Source: Alamy
A decade ago, South Africa was in the middle of implementing a plan to merge 26 of its institutions into 11 in a bid to overcome the racial segregation that blighted much of the higher education sector.
After the end of the apartheid regime in 1994, the country was left with traditional universities intended for white students, a much weaker set of institutions for black students, and others set aside for Afrikaans speakers.
But the huge merger process that followed, which it was hoped would heal some of the scars of racial segregation, has actually been “irrelevant” to the country’s recovery from apartheid, according to a study by a UK vice-chancellor.
Martin Hall, who leads the University of Salford in the UK and also holds the post of emeritus professor at the University of Cape Town, argues that the problems afflicting South African higher education at the start of the process still remain.
Between 2000 and 2010 the country’s gross enrolment rate grew from 15 per cent to 18 per cent, but “while white participation is comparable with developed country levels, the participation rate for black students is persistently low”, says Professor Hall in a paper entitled Mergers in South Africa and Post-Apartheid Reconstruction: the First Decade.
The paper adds that because already enrolled students had to be taught the remainder of their original courses even after their institutions merged – a process that would take a minimum of four years – this meant that some newly merged universities had to offer two sets of academic programmes at the same time, but without any extra funding.
Although some mergers were relatively successful, the paper acknowledges, some have been disastrous. A 2011 audit of the Walter Sisulu University for Technology and Science, created from three other institutions, found that the union had been a “difficult and painful process” with “significant resistance” from staff.
After publication of this report, the government appointed an independent assessor to inspect the merged institution, and found that it was “in crisis”, “riddled with conflict” and affected by “constant battles” between management, staff and students.
As part of this conflict, staff had been taken hostage, locked out of buildings, barricades had been erected to block entrances, while students had torched university buses.

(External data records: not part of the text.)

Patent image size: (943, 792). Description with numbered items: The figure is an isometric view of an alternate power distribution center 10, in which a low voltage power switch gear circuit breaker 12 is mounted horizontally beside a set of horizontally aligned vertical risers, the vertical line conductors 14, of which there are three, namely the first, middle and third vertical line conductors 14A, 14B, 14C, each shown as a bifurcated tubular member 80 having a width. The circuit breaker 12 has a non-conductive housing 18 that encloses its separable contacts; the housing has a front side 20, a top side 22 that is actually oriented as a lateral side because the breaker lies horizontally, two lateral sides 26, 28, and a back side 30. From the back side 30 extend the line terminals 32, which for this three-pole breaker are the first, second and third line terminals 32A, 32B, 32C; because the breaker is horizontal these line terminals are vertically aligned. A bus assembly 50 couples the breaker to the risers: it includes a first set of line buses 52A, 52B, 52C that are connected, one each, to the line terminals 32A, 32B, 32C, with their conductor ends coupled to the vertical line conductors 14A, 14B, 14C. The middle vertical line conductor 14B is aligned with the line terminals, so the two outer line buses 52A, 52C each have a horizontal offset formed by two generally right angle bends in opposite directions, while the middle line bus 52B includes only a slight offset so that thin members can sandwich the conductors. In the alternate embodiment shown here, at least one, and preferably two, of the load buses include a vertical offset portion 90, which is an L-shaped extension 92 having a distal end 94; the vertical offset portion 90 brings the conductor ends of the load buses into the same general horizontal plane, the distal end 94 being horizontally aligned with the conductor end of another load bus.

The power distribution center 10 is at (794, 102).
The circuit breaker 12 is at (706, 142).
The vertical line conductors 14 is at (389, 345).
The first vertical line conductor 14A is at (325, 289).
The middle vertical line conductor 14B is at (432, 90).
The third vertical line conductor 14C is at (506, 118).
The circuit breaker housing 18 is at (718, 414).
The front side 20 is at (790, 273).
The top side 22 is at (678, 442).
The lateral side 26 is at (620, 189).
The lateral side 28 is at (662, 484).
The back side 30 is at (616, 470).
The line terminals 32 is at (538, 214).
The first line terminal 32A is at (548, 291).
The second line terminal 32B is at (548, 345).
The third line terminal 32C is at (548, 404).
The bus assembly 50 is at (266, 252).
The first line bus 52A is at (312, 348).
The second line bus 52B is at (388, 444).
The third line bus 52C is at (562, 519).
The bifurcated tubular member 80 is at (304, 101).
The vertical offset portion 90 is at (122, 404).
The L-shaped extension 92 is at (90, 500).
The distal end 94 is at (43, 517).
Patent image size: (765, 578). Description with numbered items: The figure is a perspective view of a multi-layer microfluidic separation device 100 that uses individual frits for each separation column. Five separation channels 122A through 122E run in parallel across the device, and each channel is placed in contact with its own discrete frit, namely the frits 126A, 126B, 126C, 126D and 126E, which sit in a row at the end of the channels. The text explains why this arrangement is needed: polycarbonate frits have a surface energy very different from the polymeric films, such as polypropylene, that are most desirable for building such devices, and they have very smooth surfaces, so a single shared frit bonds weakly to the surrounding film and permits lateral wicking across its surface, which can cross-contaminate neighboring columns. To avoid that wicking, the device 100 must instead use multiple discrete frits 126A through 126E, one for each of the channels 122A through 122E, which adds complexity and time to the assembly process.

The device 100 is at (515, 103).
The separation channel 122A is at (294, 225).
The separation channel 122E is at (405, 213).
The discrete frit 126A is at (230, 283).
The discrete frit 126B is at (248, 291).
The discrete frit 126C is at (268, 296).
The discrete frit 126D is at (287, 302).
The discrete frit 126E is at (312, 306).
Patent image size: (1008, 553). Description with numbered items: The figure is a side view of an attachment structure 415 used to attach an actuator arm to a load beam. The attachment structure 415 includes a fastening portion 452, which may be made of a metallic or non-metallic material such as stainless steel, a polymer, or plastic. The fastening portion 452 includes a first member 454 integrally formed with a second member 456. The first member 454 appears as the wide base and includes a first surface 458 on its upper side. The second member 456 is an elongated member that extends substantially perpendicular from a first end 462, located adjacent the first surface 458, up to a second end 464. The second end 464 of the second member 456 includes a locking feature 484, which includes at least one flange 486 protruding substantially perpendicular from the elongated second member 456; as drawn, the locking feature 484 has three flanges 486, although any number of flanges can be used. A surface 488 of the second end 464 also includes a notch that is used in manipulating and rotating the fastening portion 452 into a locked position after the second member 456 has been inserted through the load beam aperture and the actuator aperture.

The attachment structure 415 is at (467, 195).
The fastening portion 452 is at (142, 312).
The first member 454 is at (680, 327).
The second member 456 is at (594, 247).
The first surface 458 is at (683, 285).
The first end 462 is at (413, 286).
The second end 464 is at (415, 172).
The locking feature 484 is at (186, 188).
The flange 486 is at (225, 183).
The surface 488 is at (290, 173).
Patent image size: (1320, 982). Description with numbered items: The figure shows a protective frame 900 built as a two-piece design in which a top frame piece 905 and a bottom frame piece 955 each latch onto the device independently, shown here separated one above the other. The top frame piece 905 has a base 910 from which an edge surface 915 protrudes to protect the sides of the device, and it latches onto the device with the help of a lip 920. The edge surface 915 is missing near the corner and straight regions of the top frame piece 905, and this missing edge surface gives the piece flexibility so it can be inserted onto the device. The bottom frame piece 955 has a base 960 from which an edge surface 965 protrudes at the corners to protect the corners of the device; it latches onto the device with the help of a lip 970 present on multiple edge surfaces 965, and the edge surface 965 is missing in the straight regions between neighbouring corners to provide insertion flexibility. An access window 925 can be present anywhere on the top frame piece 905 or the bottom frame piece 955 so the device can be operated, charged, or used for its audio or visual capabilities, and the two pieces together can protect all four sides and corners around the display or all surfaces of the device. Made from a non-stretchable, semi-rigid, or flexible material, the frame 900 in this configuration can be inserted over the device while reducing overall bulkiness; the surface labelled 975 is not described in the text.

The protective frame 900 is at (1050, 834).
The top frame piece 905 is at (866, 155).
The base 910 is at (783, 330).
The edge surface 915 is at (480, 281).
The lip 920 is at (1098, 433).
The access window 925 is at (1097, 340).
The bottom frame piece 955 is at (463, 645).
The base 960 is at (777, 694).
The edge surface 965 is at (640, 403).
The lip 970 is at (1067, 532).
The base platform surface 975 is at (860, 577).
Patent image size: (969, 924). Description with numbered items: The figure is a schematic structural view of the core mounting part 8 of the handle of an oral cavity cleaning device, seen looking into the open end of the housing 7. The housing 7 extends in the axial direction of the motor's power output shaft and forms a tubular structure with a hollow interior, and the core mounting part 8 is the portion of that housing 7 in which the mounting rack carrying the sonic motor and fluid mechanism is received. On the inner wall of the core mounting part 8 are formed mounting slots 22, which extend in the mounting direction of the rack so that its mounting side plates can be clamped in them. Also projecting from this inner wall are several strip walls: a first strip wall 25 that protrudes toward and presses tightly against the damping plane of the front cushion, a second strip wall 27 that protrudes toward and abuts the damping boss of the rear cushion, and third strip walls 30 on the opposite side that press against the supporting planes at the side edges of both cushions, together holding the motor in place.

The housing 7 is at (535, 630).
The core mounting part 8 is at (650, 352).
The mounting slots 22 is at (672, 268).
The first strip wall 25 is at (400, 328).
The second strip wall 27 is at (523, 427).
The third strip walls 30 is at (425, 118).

Professor Hall acknowledges that where mergers have failed, they were already facing “considerable challenges” before the process. But he points out that they were attempted where campuses were huge distances apart and the pairings lacked a “strong partner”.
An investigation conducted last year by the country’s Council on Higher Education concluded that the undergraduate curriculum is still “beyond repair, and needs comprehensive revision”, the paper states.
While it is “clear” that mergers “broke the mould of racial segregation” they have “done little” to address the problems the policy was designed to solve, Professor Hall says.